M+(H2O)(n) and M+(H2O)(n)center dot Ar ions (M=Cu and Ag) are studied for exploring coordination and solvation structures of noble-metal ions. These species are produced in a laser-vaporization cluster source and probed with infrared (IR) photodissociation spectroscopy in the OH-stretch region using a triple quadrupole mass spectrometer. Density functional theory calculations are also carried out for analyzing the experimental IR spectra. Partially resolved rotational structure observed in the spectrum of Ag+(H2O)(1)center dot Ar indicates that the complex is quasilinear in an Ar-Ag+-O configuration with the H atoms symmetrically displaced off axis. The spectra of the Ar-tagged M+(H2O)(2) are consistent with twofold coordination with a linear O-M+-O arrangement for these ions, which is stabilized by the s-d hybridization in M+. Hydrogen bonding between H2O molecules is absent in Ag+(H2O)(3)center dot Ar but detected in Cu+(H2O)(3)center dot Ar through characteristic changes in the position and intensity of the OH-stretch transitions.
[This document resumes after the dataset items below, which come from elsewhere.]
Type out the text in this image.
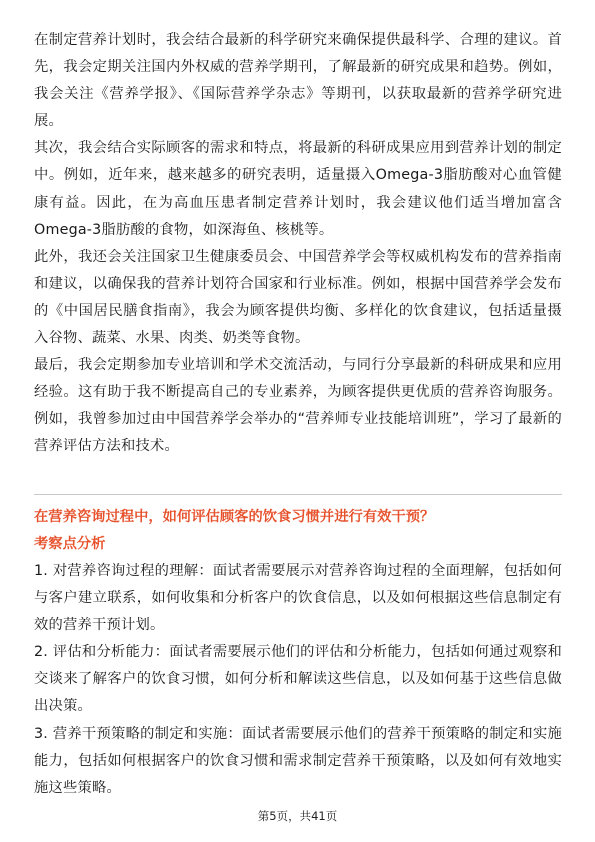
在制定营养计划时，我会结合最新的科学研究来确保提供最科学、合理的建议。首先，我会定期关注国内外权威的营养学期刊，了解最新的研究成果和趋势。例如，我会关注《营养学报》、《国际营养学杂志》等期刊，以获取最新的营养学研究进展。

其次，我会结合实际顾客的需求和特点，将最新的科研成果应用到营养计划的制定中。例如，近年来，越来越多的研究表明，适量摄入Omega-3脂肪酸对心血管健康有益。因此，在为高血压患者制定营养计划时，我会建议他们适当增加富含Omega-3脂肪酸的食物，如深海鱼、核桃等。

此外，我还会关注国家卫生健康委员会、中国营养学会等权威机构发布的营养指南和建议，以确保我的营养计划符合国家和行业标准。例如，根据中国营养学会发布的《中国居民膳食指南》，我会为顾客提供均衡、多样化的饮食建议，包括适量摄入谷物、蔬菜、水果、肉类、奶类等食物。

最后，我会定期参加专业培训和学术交流活动，与同行分享最新的科研成果和应用经验。这有助于我不断提高自己的专业素养，为顾客提供更优质的营养咨询服务。例如，我曾参加过由中国营养学会举办的“营养师专业技能培训班”，学习了最新的营养评估方法和技术。

在营养咨询过程中，如何评估顾客的饮食习惯并进行有效干预？

考察点分析

1. 对营养咨询过程的理解：面试者需要展示对营养咨询过程的全面理解，包括如何与客户建立联系，如何收集和分析客户的饮食信息，以及如何根据这些信息制定有效的营养干预计划。

2. 评估和分析能力：面试者需要展示他们的评估和分析能力，包括如何通过观察和交谈来了解客户的饮食习惯，如何分析和解读这些信息，以及如何基于这些信息做出决策。

3. 营养干预策略的制定和实施：面试者需要展示他们的营养干预策略的制定和实施能力，包括如何根据客户的饮食习惯和需求制定营养干预策略，以及如何有效地实施这些策略。

第5页，共41页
The third H2O attaches directly to Ag+ in a tricoordinated form, while it occupies a hydrogen-bonding site in the second shell of the dicoordinated Cu+. The preference of the tricoordination is attributable to the inefficient 5s-4d hybridization in Ag+, in contrast to the extensive 4s-3d hybridization in Cu+ which retains the dicoordination. This is most likely because the s-d energy gap of Ag+ is much larger than that of Cu+. The fourth H2O occupies the second shells of the tricoordinated Ag+ and the dicoordinated Cu+, as extensive hydrogen bonding is observed in M+(H2O)(4)center dot Ar. Interestingly, the Ag+(H2O)(4)center dot Ar ions adopt not only the tricoordinated form but also the dicoordinated forms, which are absent in Ag+(H2O)(3)center dot Ar but revived at n=4. Size dependent variations in the spectra of Cu+(H2O)(n) for n=5-7 provide evidence for the completion of the second shell at n=6, where the dicoordinated Cu+(H2O)(2) subunit is surrounded by four H2O molecules. The gas-phase coordination number of Cu+ is 2 and the resulting linearly coordinated structure acts as the core of further solvation processes. (C) 2007 American Institute of Physics.